2007年、長男ディラン・ハウ(Ds)、ハモンド・オルガン奏者のロス・スタンリーと「スティーヴ・ハウ・トリオ」を結成、2008年にかけてヨーロッパをツアーした。なお、ディラン・ハウのドラムの先生はビル・ブルーフォード。

 

またキーボード奏者である次男ヴァージル・ハウ、それとディラン・ハウをメンバーに加えたファミリー・バンド「スティーヴ・ハウ・レメディ」としても活動を行なっている。ヴァージル・ハウはその後(2008年)に、ドラマーとしてリトル・バーリーのメンバーになっている。

 

2008年4月、エイジアが新作アルバム『フェニックス』(Phoenix)を発表。

同年夏、イエス久々の再始動となるアメリカ・ツアーを交え、エイジアとしても2013年に脱退するまで活動を継続していた。

 

2009年のイエスとエイジアの合同アメリカツアーでは、両バンド在籍者として全編の演奏を務めあげ、2010年はイエス、エイジア、スティーヴ・ハウ・トリオのツアーに参加して世界中を飛び回るなど、60歳を過ぎてなお精力的な活動を展開。

 

2010年、ソロアルバム『コンプリート・オブ・ホームブリュー』(Complete of Homebrew )発表、『Homebrew』シリーズ1から4までを収録。

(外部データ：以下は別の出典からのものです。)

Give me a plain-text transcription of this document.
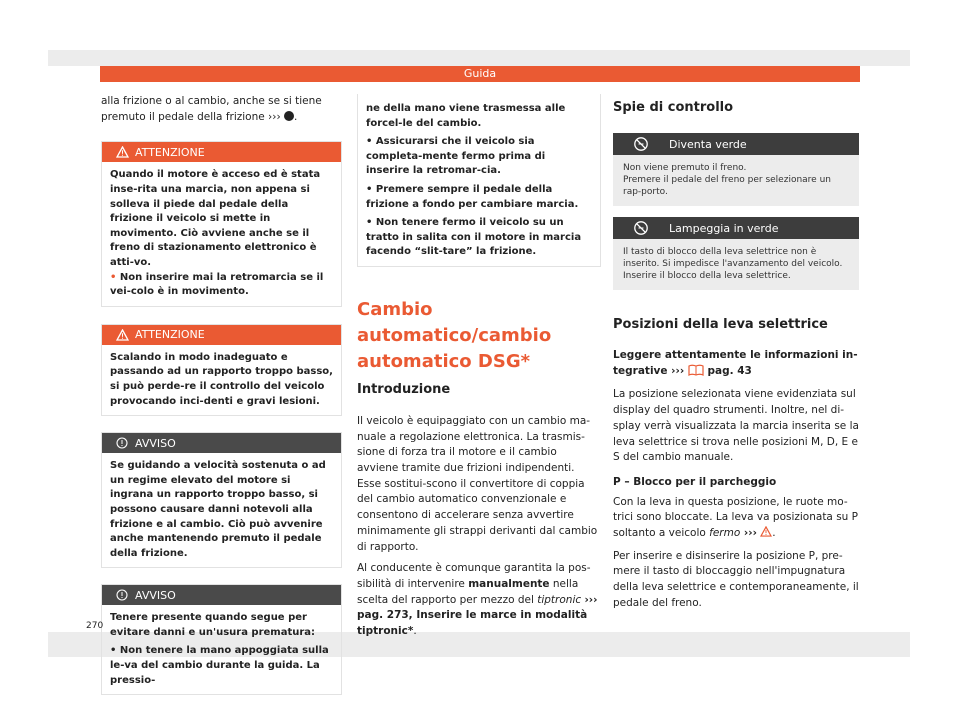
Guida

alla frizione o al cambio, anche se si tiene
premuto il pedale della frizione ››› .

ATTENZIONE

Quando il motore è acceso ed è stata inse-rita una marcia, non appena si solleva il piede dal pedale della frizione il veicolo si mette in movimento. Ciò avviene anche se il freno di stazionamento elettronico è atti-vo.

• Non inserire mai la retromarcia se il vei-colo è in movimento.

ATTENZIONE

Scalando in modo inadeguato e passando ad un rapporto troppo basso, si può perde-re il controllo del veicolo provocando inci-denti e gravi lesioni.

AVVISO

Se guidando a velocità sostenuta o ad un regime elevato del motore si ingrana un rapporto troppo basso, si possono causare danni notevoli alla frizione e al cambio. Ciò può avvenire anche mantenendo premuto il pedale della frizione.

AVVISO

Tenere presente quando segue per evitare danni e un'usura prematura:

• Non tenere la mano appoggiata sulla le-va del cambio durante la guida. La pressio-

ne della mano viene trasmessa alle forcel-le del cambio.

• Assicurarsi che il veicolo sia completa-mente fermo prima di inserire la retromar-cia.

• Premere sempre il pedale della frizione a fondo per cambiare marcia.

• Non tenere fermo il veicolo su un tratto in salita con il motore in marcia facendo “slit-tare” la frizione.

Cambio automatico/cambio automatico DSG*
Introduzione

Il veicolo è equipaggiato con un cambio ma-nuale a regolazione elettronica. La trasmis-sione di forza tra il motore e il cambio avviene tramite due frizioni indipendenti. Esse sostitui-scono il convertitore di coppia del cambio automatico convenzionale e consentono di accelerare senza avvertire minimamente gli strappi derivanti dal cambio di rapporto.

Al conducente è comunque garantita la pos-sibilità di intervenire manualmente nella scelta del rapporto per mezzo del tiptronic ››› pag. 273, Inserire le marce in modalità tiptronic*.

Spie di controllo
Diventa verde
Non viene premuto il freno.
Premere il pedale del freno per selezionare un rap-porto.
Lampeggia in verde
Il tasto di blocco della leva selettrice non è inserito. Si impedisce l'avanzamento del veicolo. Inserire il blocco della leva selettrice.
Posizioni della leva selettrice

Leggere attentamente le informazioni in-tegrative ››› pag. 43

La posizione selezionata viene evidenziata sul display del quadro strumenti. Inoltre, nel di-splay verrà visualizzata la marcia inserita se la leva selettrice si trova nelle posizioni M, D, E e S del cambio manuale.

P – Blocco per il parcheggio

Con la leva in questa posizione, le ruote mo-trici sono bloccate. La leva va posizionata su P soltanto a veicolo fermo ››› .

Per inserire e disinserire la posizione P, pre-mere il tasto di bloccaggio nell'impugnatura della leva selettrice e contemporaneamente, il pedale del freno.

270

同年、エイジアのアルバム『オメガ』(Omega)を発表。

 

2011年、アルバム『フライ・フロム・ヒア』(Fly from Here)を発表。

 

 

2013年1月、ハウが再度エイジアを脱退。

同年、ソロアルバム『Homebrew 5』発表。

 

2014年、アルバム『ヘヴン&アース』(Heaven & Earth)を発表。

 

 

 

2015年、ソロのベストアルバム『アンソロジー』(Anthology)発売。

 

2016年、ソロアルバム『Homebrew 6』発表。 

 

2018年、アルバム『フライ・フロム・ヒア:リターン・トリップ』(Fly from Here : Return Trip)を発表、2011年作をリミックスし、歌唱を元ボーカルのトレヴァー・ホーンが担当した作品。
 

2020年、ソロアルバム『Love Is』発表。